Moreover, both parties were able to present their arguments regarding the use of SII to the jury. A significant portion of the prosecution's argument concerned how the jury should treat evidence of Ho's intoxication in the context of the EMED defense. Although the prosecution did at times state that SII is not a defense or an excuse and reinforced this argument by using the slide, she also argued why Ho's reasons for stabbing his wife, including his SII, failed to constitute EMED. Thus, to the extent the prosecution presented an analysis of the SII evidence in the context of EMED, the prosecution's argument did not lead the jury to believe that it could not consider evidence of Ho's SII in deciding whether Ho proved the EMED defense.

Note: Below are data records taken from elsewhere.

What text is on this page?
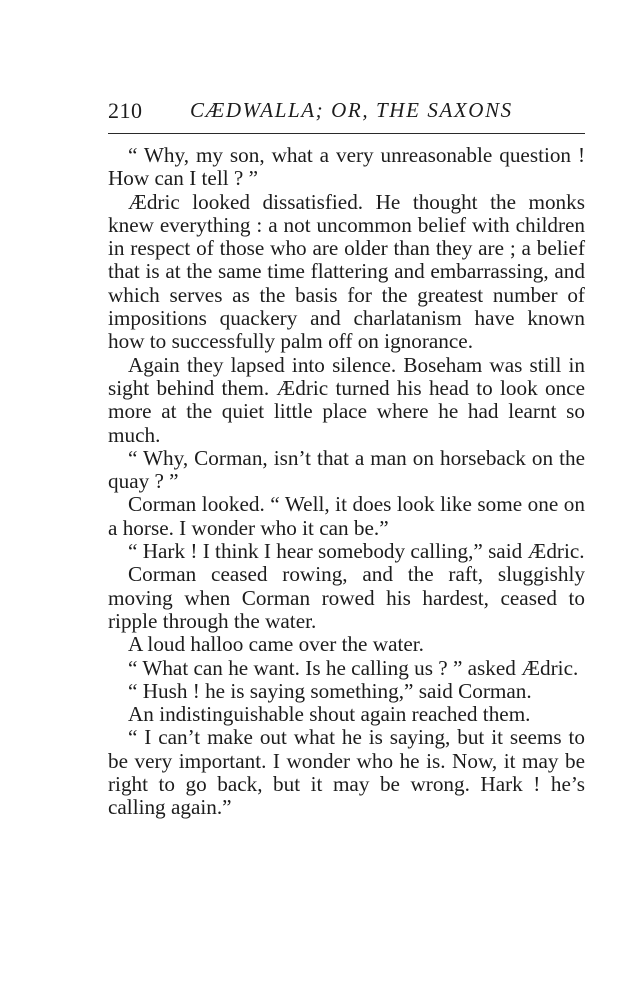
210 CÆDWALLA; OR, THE SAXONS

“ Why, my son, what a very unreasonable question ! How can I tell ? ”

Ædric looked dissatisfied. He thought the monks knew everything : a not uncommon belief with children in respect of those who are older than they are ; a belief that is at the same time flattering and embarrassing, and which serves as the basis for the greatest number of impositions quackery and charlatanism have known how to successfully palm off on ignorance.

Again they lapsed into silence. Boseham was still in sight behind them. Ædric turned his head to look once more at the quiet little place where he had learnt so much.

“ Why, Corman, isn’t that a man on horseback on the quay ? ”

Corman looked. “ Well, it does look like some one on a horse. I wonder who it can be.”

“ Hark ! I think I hear somebody calling,” said Ædric.

Corman ceased rowing, and the raft, sluggishly moving when Corman rowed his hardest, ceased to ripple through the water.

A loud halloo came over the water.

“ What can he want. Is he calling us ? ” asked Ædric.

“ Hush ! he is saying something,” said Corman.

An indistinguishable shout again reached them.

“ I can’t make out what he is saying, but it seems to be very important. I wonder who he is. Now, it may be right to go back, but it may be wrong. Hark ! he’s calling again.”
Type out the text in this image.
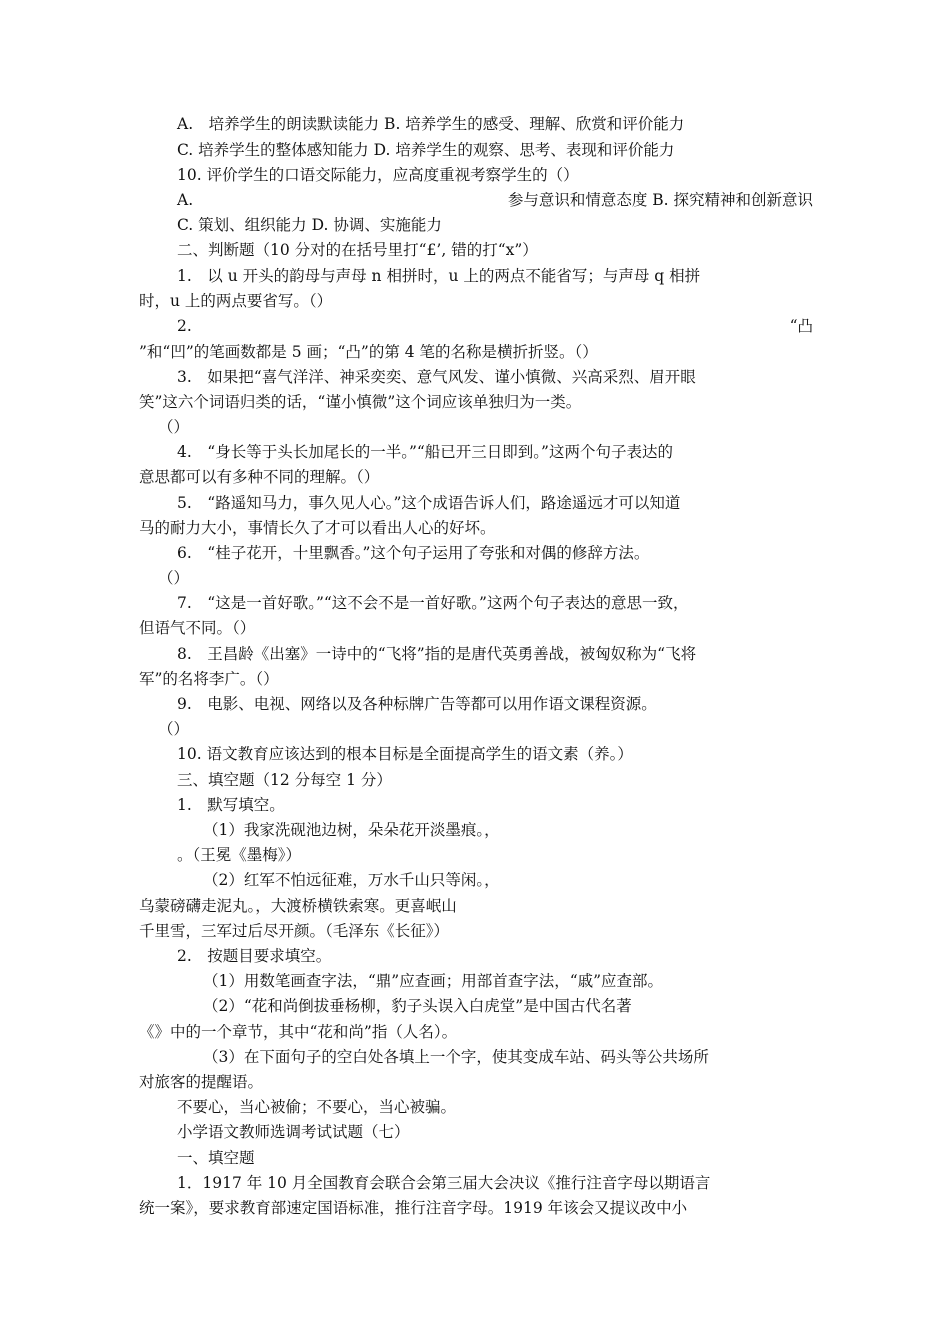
A.　培养学生的朗读默读能力 B. 培养学生的感受、理解、欣赏和评价能力
C. 培养学生的整体感知能力 D. 培养学生的观察、思考、表现和评价能力
10. 评价学生的口语交际能力，应高度重视考察学生的（）
A.	参与意识和情意态度 B. 探究精神和创新意识
C. 策划、组织能力 D. 协调、实施能力
二、判断题（10 分对的在括号里打“£’, 错的打“x”）
1.　以 u 开头的韵母与声母 n 相拼时，u 上的两点不能省写；与声母 q 相拼
时，u 上的两点要省写。（）
2.	“凸
”和“凹”的笔画数都是 5 画；“凸”的第 4 笔的名称是横折折竖。（）
3.　如果把“喜气洋洋、神采奕奕、意气风发、谨小慎微、兴高采烈、眉开眼
笑”这六个词语归类的话，“谨小慎微”这个词应该单独归为一类。
（）
4.　“身长等于头长加尾长的一半。”“船已开三日即到。”这两个句子表达的
意思都可以有多种不同的理解。（）
5.　“路遥知马力，事久见人心。”这个成语告诉人们，路途遥远才可以知道
马的耐力大小，事情长久了才可以看出人心的好坏。
6.　“桂子花开，十里飘香。”这个句子运用了夸张和对偶的修辞方法。
（）
7.　“这是一首好歌。”“这不会不是一首好歌。”这两个句子表达的意思一致，
但语气不同。（）
8.　王昌龄《出塞》一诗中的“飞将”指的是唐代英勇善战，被匈奴称为“飞将
军”的名将李广。（）
9.　电影、电视、网络以及各种标牌广告等都可以用作语文课程资源。
（）
10. 语文教育应该达到的根本目标是全面提高学生的语文素（养。）
三、填空题（12 分每空 1 分）
1.　默写填空。
（1）我家洗砚池边树，朵朵花开淡墨痕。，
。（王冕《墨梅》）
（2）红军不怕远征难，万水千山只等闲。，
乌蒙磅礴走泥丸。，大渡桥横铁索寒。更喜岷山
千里雪，三军过后尽开颜。（毛泽东《长征》）
2.　按题目要求填空。
（1）用数笔画查字法，“鼎”应查画；用部首查字法，“戚”应查部。
（2）“花和尚倒拔垂杨柳，豹子头误入白虎堂”是中国古代名著
《》中的一个章节，其中“花和尚”指（人名）。
（3）在下面句子的空白处各填上一个字，使其变成车站、码头等公共场所
对旅客的提醒语。
不要心，当心被偷；不要心，当心被骗。
小学语文教师选调考试试题（七）
一、填空题
1．1917 年 10 月全国教育会联合会第三届大会决议《推行注音字母以期语言
统一案》，要求教育部速定国语标准，推行注音字母。1919 年该会又提议改中小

Ho's counsel also presented his position regarding the use of the evidence of SII in considering the EMED defense. Thus, the prosecution's argument was not left unanswered.

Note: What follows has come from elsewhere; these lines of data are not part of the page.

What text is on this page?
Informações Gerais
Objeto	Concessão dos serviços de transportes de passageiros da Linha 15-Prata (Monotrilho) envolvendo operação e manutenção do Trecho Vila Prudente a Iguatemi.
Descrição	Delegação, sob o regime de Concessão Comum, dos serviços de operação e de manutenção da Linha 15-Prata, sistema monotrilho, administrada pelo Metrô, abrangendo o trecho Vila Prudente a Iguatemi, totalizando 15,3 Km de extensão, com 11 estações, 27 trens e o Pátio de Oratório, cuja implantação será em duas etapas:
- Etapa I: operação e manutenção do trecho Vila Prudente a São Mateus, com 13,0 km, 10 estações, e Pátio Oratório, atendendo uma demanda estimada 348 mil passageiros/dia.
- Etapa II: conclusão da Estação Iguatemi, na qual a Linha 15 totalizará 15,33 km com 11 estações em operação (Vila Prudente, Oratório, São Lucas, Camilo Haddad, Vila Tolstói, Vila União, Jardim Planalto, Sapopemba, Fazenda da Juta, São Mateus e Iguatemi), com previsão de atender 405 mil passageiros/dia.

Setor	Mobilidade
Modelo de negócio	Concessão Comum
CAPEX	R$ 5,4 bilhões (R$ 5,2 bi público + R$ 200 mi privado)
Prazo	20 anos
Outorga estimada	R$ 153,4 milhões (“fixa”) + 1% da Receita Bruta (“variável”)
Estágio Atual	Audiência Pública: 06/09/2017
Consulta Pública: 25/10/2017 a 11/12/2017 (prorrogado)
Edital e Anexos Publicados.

Finally, the prosecution's evidence was strong. The complaining witness, Ho's wife, testified at trial. Her daughter, also a percipient witness, testified as well. Both told the jury that Ho said he would kill the complaining witness then took a knife from the kitchen and repeatedly stabbed the complaining witness. The treating physician testified to the multiple stab wounds to both shoulders and down her arms, a single, five-centimeter stab wound to the chest penetrating the left lung, and at least eight lacerations to the face of the complaining witness. The doctor also testified that there was a "significant blood loss" and that the chest wound "didn't look like a straight forward [sic] stab wound[.] . . . It was probably more. It's possible it was twisting of the knife or the force upon the knife."

By contrast, Ho testified that during an argument with his wife, he placed a kitchen knife in front of her, daring her to kill him and was surprised that she picked it up. Because he was stressed by the bad day he had at work, supervising the making of spam musubis, sleepy because he had been drinking beer, irritated because his wife prevented him from sleeping, and angered when she insulted him and his family, he took the knife away from his wife, cutting himself in the process, but did not remember what occurred thereafter.

In light of the nature of the challenged argument, the curative instruction, the full argument presented by both parties and the strength of the evidence against Ho, we conclude the error complained of was harmless.

Accordingly, we affirm the January 22, 2008 Judgment of Conviction and Sentence filed in the Circuit Court of the Third Circuit.

DATED: Honolulu, Hawai‘i, June 26, 2009.



On the briefs:


Chester M. Kanai,
for Defendant-Appellant.


Stephen K. Tsushima,
Deputy Prosecuting Attorney,

City & County of Honolulu,

for Plaintiff-Appellee.


1. The Honorable Virginia Lea Crandall presided.

2. We note that, subsequent to the trial in this case, we decided State v. Pavich, 119 Hawai‘i 74, 193 P.3d 1274 (App. 2008) and held that the defendant there could not rely on a self-induced mental disturbance in asserting an extreme mental or emotional disturbance under HRS § 702-230. However, in light of the facts of this case we need not decide whether a defendant may rely on SII in asserting an EMED defense.